Above all be yourself. Don’t imitate anybody. One of the most deplorable sights in the world today is that of women trying to act like men. Women wrestlers! They make you blush for the human race. If these women must try to imitate men, why pick the “he”-man as their pattern? The “he”-man—the aggressive male—is the one who causes the trouble, the suffering, the wars, the one who obstructs social reform. He’s a muscle-bound hang-over from the days when a man’s importance to the group depended on how much he could lift. But we have cranes to do the lifting now: and bulging muscles are too often synonymous with flat heads.

Today’s “he”-man doesn’t always wear a sombrero, wrestler’s tights or a soldier’s uniform. In his most troublesome form he wears a shiny top hat or grey business suit. The get-rich-quick boys, the politicians, the boys on the make. And they’re busy as bees.
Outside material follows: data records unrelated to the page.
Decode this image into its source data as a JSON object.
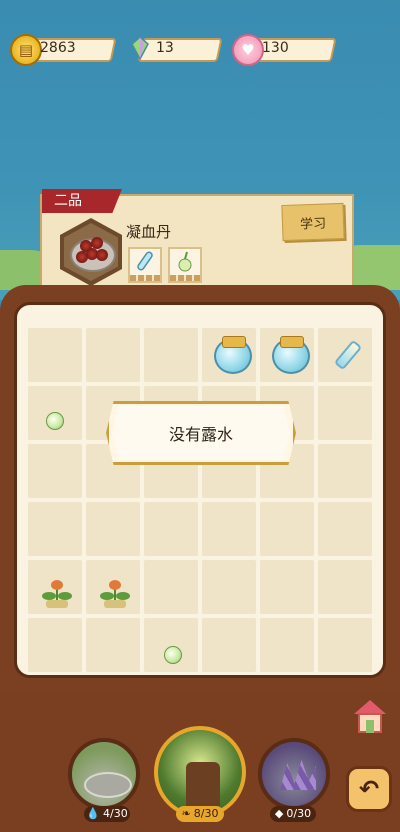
{
  "resources": {
    "gold": {
      "icon": "coin-icon",
      "value": "2863"
    },
    "gem": {
      "icon": "gem-icon",
      "value": "13"
    },
    "heart": {
      "icon": "heart-icon",
      "value": "130"
    }
  },
  "recipe": {
    "grade": "二品",
    "name": "凝血丹",
    "learn_label": "学习",
    "ingredients": [
      "vial-icon",
      "herb-orb-icon"
    ]
  },
  "toast": {
    "text": "没有露水"
  },
  "locations": [
    {
      "name": "pond",
      "count": "4/30",
      "count_icon": "water-drop-icon"
    },
    {
      "name": "tree-stump",
      "count": "8/30",
      "count_icon": "leaf-icon"
    },
    {
      "name": "crystal-cave",
      "count": "0/30",
      "count_icon": "crystal-icon"
    }
  ],
  "buttons": {
    "back": "back-arrow-icon",
    "house": "house-icon"
  },
  "colors": {
    "board": "#fbf3e2",
    "frame": "#7b3f22",
    "accent": "#e7a72b",
    "grade": "#a8272a"
  }
}
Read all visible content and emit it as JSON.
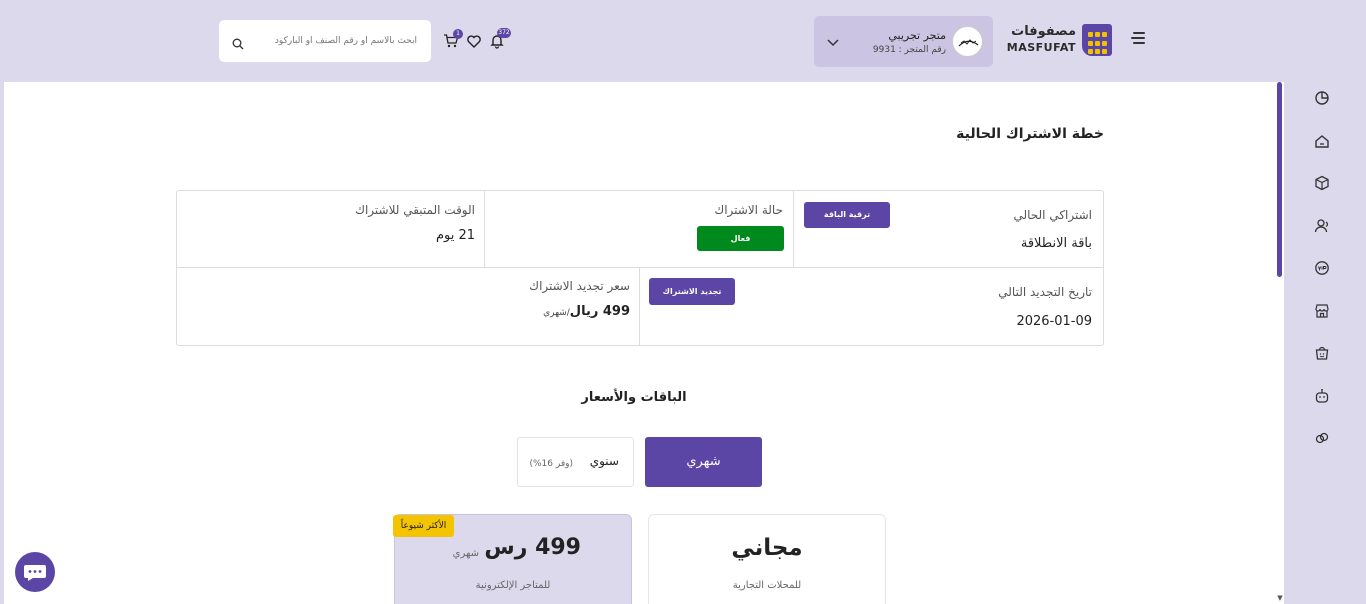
{
  "header": {
    "logo_ar": "مصفوفات",
    "logo_en": "MASFUFAT",
    "store_name": "متجر تجريبي",
    "store_number": "رقم المتجر : 9931",
    "notifications_count": "372",
    "cart_count": "1",
    "search_placeholder": "ابحث بالاسم أو رقم الصنف أو الباركود"
  },
  "page": {
    "title": "خطة الاشتراك الحالية"
  },
  "subscription": {
    "current_label": "اشتراكي الحالي",
    "current_value": "باقة الانطلاقة",
    "upgrade_button": "ترقية الباقة",
    "status_label": "حالة الاشتراك",
    "status_value": "فعال",
    "remaining_label": "الوقت المتبقي للاشتراك",
    "remaining_value": "21 يوم",
    "renewal_date_label": "تاريخ التجديد التالي",
    "renewal_date_value": "2026-01-09",
    "renew_button": "تجديد الاشتراك",
    "renewal_price_label": "سعر تجديد الاشتراك",
    "renewal_price_value": "499 ريال",
    "renewal_price_period": "/شهري"
  },
  "plans": {
    "title": "الباقات والأسعار",
    "toggle_monthly": "شهري",
    "toggle_yearly": "سنوي",
    "toggle_yearly_save": "(وفر 16%)",
    "popular_badge": "الأكثر شيوعاً",
    "cards": [
      {
        "price": "مجاني",
        "period": "",
        "description": "للمحلات التجارية"
      },
      {
        "price": "499 رس",
        "period": "شهري",
        "description": "للمتاجر الإلكترونية"
      }
    ]
  },
  "colors": {
    "accent": "#5b46a5",
    "background": "#ddd9ed",
    "active_status": "#008a1e",
    "badge_yellow": "#f5c400"
  },
  "sidebar_icons": [
    "dashboard-icon",
    "home-icon",
    "box-icon",
    "users-icon",
    "vip-icon",
    "store-icon",
    "smile-bag-icon",
    "robot-icon",
    "link-icon"
  ]
}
I could be in the Federal Cabinet if I’d been on the make for Agnes Macphail. I was offered everything in the book. I was told if I’d take a certain line I could choose what I liked except the prime ministership or the ministership of finance.

But all men don’t like wrestling matches, bull fights and wars. There are civilized men, men with a sense of responsibility, with wisdom and tolerance.

There are even some men who think a woman should get a fair break. Not many, but enough to make the struggle seem worth while.